Find a “calm” time to talk
Schedule a time when you’re both free of distractions and have each other’s undivided attention. If the conversation gets off track and emotions cloud your ideas, take a 10-minute break and engage in some deep breathing. Collect your thoughts and resume the conversation with a clearer head. Or consider writing out your thoughts to express your feelings.

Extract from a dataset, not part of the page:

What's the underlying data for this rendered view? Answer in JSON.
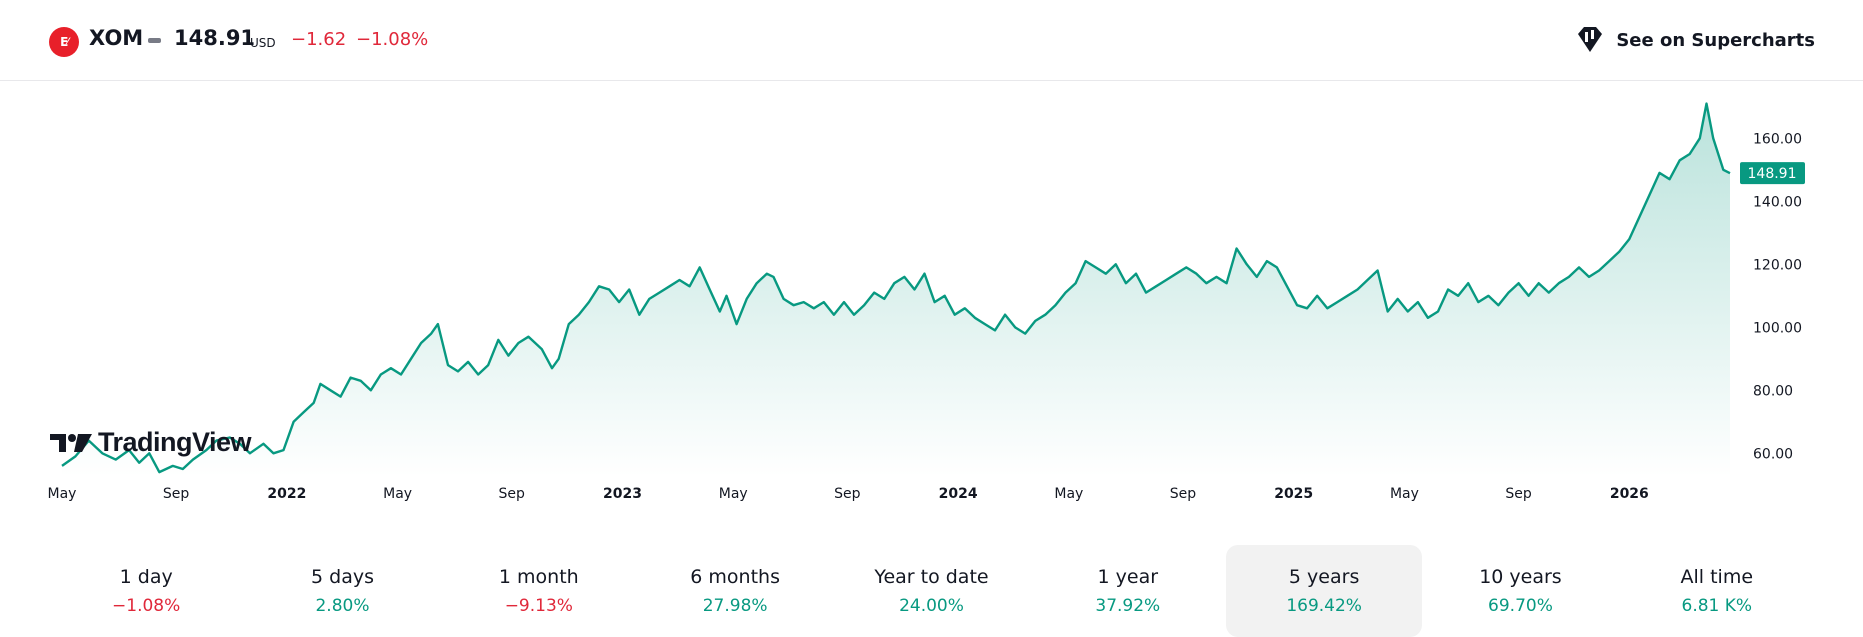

Set some hard bottom lines
Moving in together can be an expression of commitment. Still, it’s okay to set bottom lines or limitations on how far you’re willing to go when combining your finances. Be clear about your intentions. Say what you’re willing to do. And let your partner know what you’re unwilling to do.
Plan for the short term
Express what living together and sharing expenses means to you. Think through and calmly express what moving in together means to you, including why it’s important that you contribute jointly to living expenses. And consider what this suggests about your commitment to one another. Talk openly so you both understand that this isn’t just about money. It’s about teamwork.
Think about the long term
What are your hopes for the future? Moving forward, what’s the plan for merging finances and your lives? Think about the circumstances and timeline that can take your relationship to the next level. Share your thoughts and ask for your partner’s feedback. Repeat back what you heard to confirm you're listening.
Brainstorm options together and think outside the box
Talk openly about splitting living expenses and combining money fairly. Perhaps you’ll both contribute a lump sum to a joint account on paydays. Or, if one of you earns significantly more—or less—it might be better to contribute a certain percentage instead. You also could each take responsibility for specific bills. For example, you pay the electricity bill, while your loved one pays the water bill.
Good problem-solving includes exploring all possible solutions, talking them through, listing the pros and cons, compromising, and then deciding on a path forward.